Cataracts cannot grow back.
The lens of the eye contains a soft protein center surrounded by a capsule. It’s that protein center that the cataract forms on, causing cloudy and blurred vision.
Cataract surgery involves using ultrasound to break up the cloudy material, then placing an intraocular lens (IOL) inside of the capsule, which remains in place. So, the cloudy protein is gone, but the capsule is still there.
So why am I experiencing cataracts symptoms?
After cataracts surgery, what’s known as posterior capsular opacification, or secondary cataracts, can occur. It’s actually not a cataract at all, but a clouding of the membrane/capsule that sits behind the lens.

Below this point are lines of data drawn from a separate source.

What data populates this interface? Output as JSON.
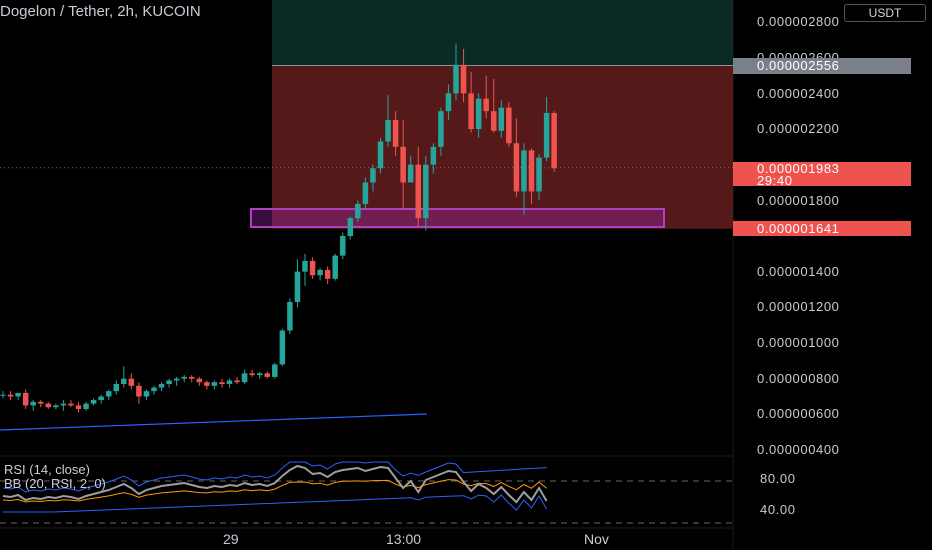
{
  "header": {
    "symbol_title": "Dogelon / Tether, 2h, KUCOIN",
    "currency": "USDT"
  },
  "price_axis": {
    "labels": [
      "0.000002800",
      "0.000002600",
      "0.000002400",
      "0.000002200",
      "0.000001800",
      "0.000001400",
      "0.000001200",
      "0.000001000",
      "0.000000800",
      "0.000000600",
      "0.000000400"
    ],
    "position_top_tag": "0.000002556",
    "last_price": "0.000001983",
    "countdown": "29:40",
    "position_bottom_tag": "0.000001641"
  },
  "rsi_axis": {
    "labels": [
      "80.00",
      "40.00"
    ]
  },
  "time_axis": {
    "labels": [
      "29",
      "13:00",
      "Nov"
    ]
  },
  "indicators": {
    "rsi": "RSI (14, close)",
    "bb": "BB (20, RSI, 2, 0)"
  },
  "colors": {
    "up": "#26a69a",
    "down": "#ef5350",
    "target_zone": "#0b2a25",
    "stop_zone": "#5a1a1a",
    "support_box": "#b040c0",
    "rsi_line": "#9e9e9e",
    "bb_band": "#2962ff",
    "bb_basis": "#ff9800"
  },
  "chart_data": {
    "type": "candlestick",
    "timeframe": "2h",
    "ylim": [
      4e-07,
      2.9e-06
    ],
    "candles": [
      [
        7.1e-07,
        7.3e-07,
        6.9e-07,
        7.1e-07
      ],
      [
        7.1e-07,
        7.3e-07,
        6.8e-07,
        7e-07
      ],
      [
        7e-07,
        7.2e-07,
        6.8e-07,
        7.2e-07
      ],
      [
        7.2e-07,
        7.4e-07,
        6.3e-07,
        6.5e-07
      ],
      [
        6.5e-07,
        6.8e-07,
        6.2e-07,
        6.7e-07
      ],
      [
        6.7e-07,
        6.8e-07,
        6.4e-07,
        6.6e-07
      ],
      [
        6.6e-07,
        6.7e-07,
        6.3e-07,
        6.4e-07
      ],
      [
        6.4e-07,
        6.6e-07,
        6.3e-07,
        6.5e-07
      ],
      [
        6.5e-07,
        6.8e-07,
        6.2e-07,
        6.6e-07
      ],
      [
        6.6e-07,
        6.8e-07,
        6.4e-07,
        6.5e-07
      ],
      [
        6.5e-07,
        6.7e-07,
        6.1e-07,
        6.3e-07
      ],
      [
        6.3e-07,
        6.7e-07,
        6.2e-07,
        6.6e-07
      ],
      [
        6.6e-07,
        6.9e-07,
        6.5e-07,
        6.8e-07
      ],
      [
        6.8e-07,
        7.1e-07,
        6.6e-07,
        7e-07
      ],
      [
        7e-07,
        7.4e-07,
        6.8e-07,
        7.3e-07
      ],
      [
        7.3e-07,
        7.9e-07,
        7.1e-07,
        7.7e-07
      ],
      [
        7.7e-07,
        8.7e-07,
        7.5e-07,
        8e-07
      ],
      [
        8e-07,
        8.3e-07,
        7.4e-07,
        7.6e-07
      ],
      [
        7.6e-07,
        7.8e-07,
        6.6e-07,
        7e-07
      ],
      [
        7e-07,
        7.4e-07,
        6.8e-07,
        7.3e-07
      ],
      [
        7.3e-07,
        7.6e-07,
        7.1e-07,
        7.5e-07
      ],
      [
        7.5e-07,
        7.8e-07,
        7.3e-07,
        7.7e-07
      ],
      [
        7.7e-07,
        8e-07,
        7.5e-07,
        7.9e-07
      ],
      [
        7.9e-07,
        8.1e-07,
        7.6e-07,
        8e-07
      ],
      [
        8e-07,
        8.2e-07,
        7.8e-07,
        8.1e-07
      ],
      [
        8.1e-07,
        8.2e-07,
        7.8e-07,
        8e-07
      ],
      [
        8e-07,
        8.1e-07,
        7.6e-07,
        7.8e-07
      ],
      [
        7.8e-07,
        7.9e-07,
        7.4e-07,
        7.6e-07
      ],
      [
        7.6e-07,
        7.9e-07,
        7.4e-07,
        7.8e-07
      ],
      [
        7.8e-07,
        8e-07,
        7.5e-07,
        7.7e-07
      ],
      [
        7.7e-07,
        8e-07,
        7.5e-07,
        7.9e-07
      ],
      [
        7.9e-07,
        8.1e-07,
        7.7e-07,
        7.8e-07
      ],
      [
        7.8e-07,
        8.5e-07,
        7.7e-07,
        8.3e-07
      ],
      [
        8.3e-07,
        8.5e-07,
        8.1e-07,
        8.2e-07
      ],
      [
        8.2e-07,
        8.4e-07,
        8e-07,
        8.3e-07
      ],
      [
        8.3e-07,
        8.4e-07,
        8e-07,
        8.1e-07
      ],
      [
        8.1e-07,
        8.9e-07,
        8e-07,
        8.8e-07
      ],
      [
        8.8e-07,
        1.08e-06,
        8.7e-07,
        1.07e-06
      ],
      [
        1.07e-06,
        1.25e-06,
        1.05e-06,
        1.23e-06
      ],
      [
        1.23e-06,
        1.47e-06,
        1.2e-06,
        1.4e-06
      ],
      [
        1.4e-06,
        1.5e-06,
        1.32e-06,
        1.46e-06
      ],
      [
        1.46e-06,
        1.48e-06,
        1.36e-06,
        1.38e-06
      ],
      [
        1.38e-06,
        1.42e-06,
        1.35e-06,
        1.41e-06
      ],
      [
        1.41e-06,
        1.43e-06,
        1.33e-06,
        1.36e-06
      ],
      [
        1.36e-06,
        1.5e-06,
        1.35e-06,
        1.49e-06
      ],
      [
        1.49e-06,
        1.62e-06,
        1.47e-06,
        1.6e-06
      ],
      [
        1.6e-06,
        1.71e-06,
        1.58e-06,
        1.7e-06
      ],
      [
        1.7e-06,
        1.8e-06,
        1.68e-06,
        1.78e-06
      ],
      [
        1.78e-06,
        1.93e-06,
        1.75e-06,
        1.9e-06
      ],
      [
        1.9e-06,
        2e-06,
        1.85e-06,
        1.98e-06
      ],
      [
        1.98e-06,
        2.15e-06,
        1.95e-06,
        2.13e-06
      ],
      [
        2.13e-06,
        2.39e-06,
        2.1e-06,
        2.25e-06
      ],
      [
        2.25e-06,
        2.3e-06,
        2.05e-06,
        2.1e-06
      ],
      [
        2.1e-06,
        2.25e-06,
        1.75e-06,
        1.9e-06
      ],
      [
        1.9e-06,
        2.05e-06,
        1.9e-06,
        2e-06
      ],
      [
        2e-06,
        2.1e-06,
        1.65e-06,
        1.7e-06
      ],
      [
        1.7e-06,
        2.05e-06,
        1.63e-06,
        2e-06
      ],
      [
        2e-06,
        2.12e-06,
        1.95e-06,
        2.1e-06
      ],
      [
        2.1e-06,
        2.32e-06,
        2.05e-06,
        2.3e-06
      ],
      [
        2.3e-06,
        2.45e-06,
        2.25e-06,
        2.4e-06
      ],
      [
        2.4e-06,
        2.68e-06,
        2.36e-06,
        2.56e-06
      ],
      [
        2.56e-06,
        2.65e-06,
        2.35e-06,
        2.4e-06
      ],
      [
        2.4e-06,
        2.52e-06,
        2.18e-06,
        2.2e-06
      ],
      [
        2.2e-06,
        2.4e-06,
        2.15e-06,
        2.37e-06
      ],
      [
        2.37e-06,
        2.5e-06,
        2.26e-06,
        2.3e-06
      ],
      [
        2.3e-06,
        2.48e-06,
        2.18e-06,
        2.19e-06
      ],
      [
        2.19e-06,
        2.36e-06,
        2.15e-06,
        2.32e-06
      ],
      [
        2.32e-06,
        2.35e-06,
        2.1e-06,
        2.12e-06
      ],
      [
        2.12e-06,
        2.26e-06,
        1.82e-06,
        1.85e-06
      ],
      [
        1.85e-06,
        2.12e-06,
        1.72e-06,
        2.08e-06
      ],
      [
        2.08e-06,
        2.09e-06,
        1.78e-06,
        1.85e-06
      ],
      [
        1.85e-06,
        2.06e-06,
        1.8e-06,
        2.04e-06
      ],
      [
        2.04e-06,
        2.38e-06,
        2.02e-06,
        2.29e-06
      ],
      [
        2.29e-06,
        2.3e-06,
        1.96e-06,
        1.98e-06
      ]
    ],
    "position": {
      "entry_top": 2.556e-06,
      "entry_bottom": 1.641e-06,
      "last": 1.983e-06
    },
    "rsi": {
      "levels": [
        80,
        40
      ]
    }
  }
}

Secondary cataracts, confusingly, produces many of the same symptoms as the original cataracts, causing many people to think that the cataract has grown back.
What can I do?
Secondary cataracts (which are really a misleading term, since it’s not a cataract at all) is easily fixed with a simple follow-up procedure.
Dr. Haas will order a special laser procedure called a YAG capsulotomy. Using a YAG laser, he’ll create an opening in the capsule, allowing light to pass through the membrane to the retina in the back of the eye. Vision is restored almost instantly in a safe, easy, fast, and painless procedure.
Secondary cataracts are the most common complication from cataracts surgery. If you’re experiencing symptoms that are similar to those of cataracts, a quick and easy procedure can restore your vision in no time.